The purported statement was made after O.J. Simpson's acquittal in the deaths of his ex-wife and her friend.Stephen Vargas, who is Hispanic, is accused of saying, "If a black guy can get away with killing his wife, a Mexican can."
In a hearing before 2nd District Judge Michael Lyon, defense attorney Martin Gravis argued the statement was inflammatory.
"It wasn't an admission he was going to kill his wife. It's purely a prejudicial effect," Gravis said. "That statement can be interpreted many different ways."
Vargas' trial on a charge of murder, a first-degree felony, was scheduled to begin next week, but was delayed until Oct. 25.
The body of Rebecca Weaver Vargas was found in December outside the apartment she had rented after leaving her husband.
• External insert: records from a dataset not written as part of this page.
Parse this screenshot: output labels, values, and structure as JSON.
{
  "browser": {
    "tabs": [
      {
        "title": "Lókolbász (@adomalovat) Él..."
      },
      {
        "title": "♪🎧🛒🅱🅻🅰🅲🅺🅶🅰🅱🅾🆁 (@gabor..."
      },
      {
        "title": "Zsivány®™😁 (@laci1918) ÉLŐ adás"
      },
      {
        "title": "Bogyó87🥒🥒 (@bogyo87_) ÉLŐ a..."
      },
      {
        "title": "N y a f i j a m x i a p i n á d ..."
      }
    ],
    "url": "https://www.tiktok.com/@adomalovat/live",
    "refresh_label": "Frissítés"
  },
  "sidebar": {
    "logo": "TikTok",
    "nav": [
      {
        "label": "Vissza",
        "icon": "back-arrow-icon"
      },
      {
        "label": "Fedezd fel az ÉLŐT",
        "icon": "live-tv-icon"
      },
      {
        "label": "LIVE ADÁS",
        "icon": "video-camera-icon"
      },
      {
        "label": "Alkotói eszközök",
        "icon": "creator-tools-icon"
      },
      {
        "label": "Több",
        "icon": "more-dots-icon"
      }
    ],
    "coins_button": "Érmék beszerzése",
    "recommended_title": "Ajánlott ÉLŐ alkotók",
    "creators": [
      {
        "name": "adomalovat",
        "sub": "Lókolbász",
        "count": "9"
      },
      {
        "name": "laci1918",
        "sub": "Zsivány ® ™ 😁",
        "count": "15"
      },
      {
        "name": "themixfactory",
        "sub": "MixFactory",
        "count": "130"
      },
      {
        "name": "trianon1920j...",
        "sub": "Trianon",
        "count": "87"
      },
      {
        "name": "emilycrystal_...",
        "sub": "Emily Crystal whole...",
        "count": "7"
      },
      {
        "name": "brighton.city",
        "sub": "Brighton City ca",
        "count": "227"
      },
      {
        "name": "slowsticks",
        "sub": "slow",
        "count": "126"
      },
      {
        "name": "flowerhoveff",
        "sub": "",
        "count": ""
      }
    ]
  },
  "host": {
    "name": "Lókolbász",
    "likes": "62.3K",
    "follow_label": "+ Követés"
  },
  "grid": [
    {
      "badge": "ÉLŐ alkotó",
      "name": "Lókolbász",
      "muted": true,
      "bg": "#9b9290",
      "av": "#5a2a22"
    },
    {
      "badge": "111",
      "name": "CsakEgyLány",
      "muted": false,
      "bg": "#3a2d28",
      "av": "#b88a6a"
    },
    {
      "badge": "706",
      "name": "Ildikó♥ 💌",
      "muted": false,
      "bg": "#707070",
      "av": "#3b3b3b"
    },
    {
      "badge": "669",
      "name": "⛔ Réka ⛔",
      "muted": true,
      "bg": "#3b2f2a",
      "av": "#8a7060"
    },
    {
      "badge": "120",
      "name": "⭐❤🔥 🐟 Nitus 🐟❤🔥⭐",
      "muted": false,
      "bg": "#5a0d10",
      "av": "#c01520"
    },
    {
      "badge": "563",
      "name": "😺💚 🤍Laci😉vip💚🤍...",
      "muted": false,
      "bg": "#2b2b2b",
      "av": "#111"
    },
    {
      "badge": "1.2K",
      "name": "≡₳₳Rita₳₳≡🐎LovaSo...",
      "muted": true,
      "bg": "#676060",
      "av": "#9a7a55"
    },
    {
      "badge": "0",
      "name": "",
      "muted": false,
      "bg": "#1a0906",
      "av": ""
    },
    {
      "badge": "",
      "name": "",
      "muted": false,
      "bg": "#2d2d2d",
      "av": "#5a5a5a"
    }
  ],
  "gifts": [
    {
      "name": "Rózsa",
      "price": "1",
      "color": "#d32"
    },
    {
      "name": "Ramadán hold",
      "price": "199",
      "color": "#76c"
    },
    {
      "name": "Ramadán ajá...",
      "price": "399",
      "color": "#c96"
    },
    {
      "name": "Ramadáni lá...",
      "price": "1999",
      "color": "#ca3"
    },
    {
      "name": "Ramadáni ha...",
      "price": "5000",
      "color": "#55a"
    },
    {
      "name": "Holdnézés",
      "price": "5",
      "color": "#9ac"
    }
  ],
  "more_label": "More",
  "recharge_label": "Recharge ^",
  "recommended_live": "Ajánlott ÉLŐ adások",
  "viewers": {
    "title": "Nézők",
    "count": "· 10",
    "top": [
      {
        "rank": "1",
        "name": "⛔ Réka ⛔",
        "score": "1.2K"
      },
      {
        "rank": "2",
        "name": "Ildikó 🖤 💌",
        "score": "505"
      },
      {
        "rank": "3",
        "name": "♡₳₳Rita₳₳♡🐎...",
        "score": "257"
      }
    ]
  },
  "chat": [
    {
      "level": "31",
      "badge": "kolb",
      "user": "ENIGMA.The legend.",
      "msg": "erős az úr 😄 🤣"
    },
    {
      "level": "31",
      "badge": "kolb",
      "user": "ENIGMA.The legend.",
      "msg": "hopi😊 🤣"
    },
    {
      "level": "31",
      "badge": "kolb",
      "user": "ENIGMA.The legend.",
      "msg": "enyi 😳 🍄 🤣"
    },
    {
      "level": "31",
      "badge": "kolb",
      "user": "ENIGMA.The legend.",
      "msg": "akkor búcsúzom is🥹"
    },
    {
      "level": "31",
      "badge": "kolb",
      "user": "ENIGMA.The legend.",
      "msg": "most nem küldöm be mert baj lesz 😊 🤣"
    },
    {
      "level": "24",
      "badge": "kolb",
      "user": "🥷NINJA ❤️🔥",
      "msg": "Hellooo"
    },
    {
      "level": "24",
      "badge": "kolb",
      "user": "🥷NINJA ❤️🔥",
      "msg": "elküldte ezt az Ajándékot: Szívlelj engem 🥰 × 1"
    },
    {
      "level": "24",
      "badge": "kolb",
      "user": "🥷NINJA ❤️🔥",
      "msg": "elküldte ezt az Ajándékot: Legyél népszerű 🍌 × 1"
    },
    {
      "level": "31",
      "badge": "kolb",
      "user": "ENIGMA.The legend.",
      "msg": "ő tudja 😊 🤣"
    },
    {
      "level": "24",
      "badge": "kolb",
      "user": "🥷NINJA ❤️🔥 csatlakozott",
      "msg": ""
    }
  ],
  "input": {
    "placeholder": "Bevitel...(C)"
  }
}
Prosecutors allege Vargas' obsessive relationship with his wife led to her death.
Weber County deputy attorney Sandra Sjogren said the alleged statement is part of the "trigger" of events that will show Vargas killed his wife.
Although Lyon did not make a ruling on that statement, he found sufficient cause to allow another statement Gravis wanted sup-pressed.
Vargas allegedly told an aunt two years before the murder of his wife that if she left him again, he would kill her.
"People say things all the time they never carry out," Gravis argued. "There's no evidence this was his state of mind."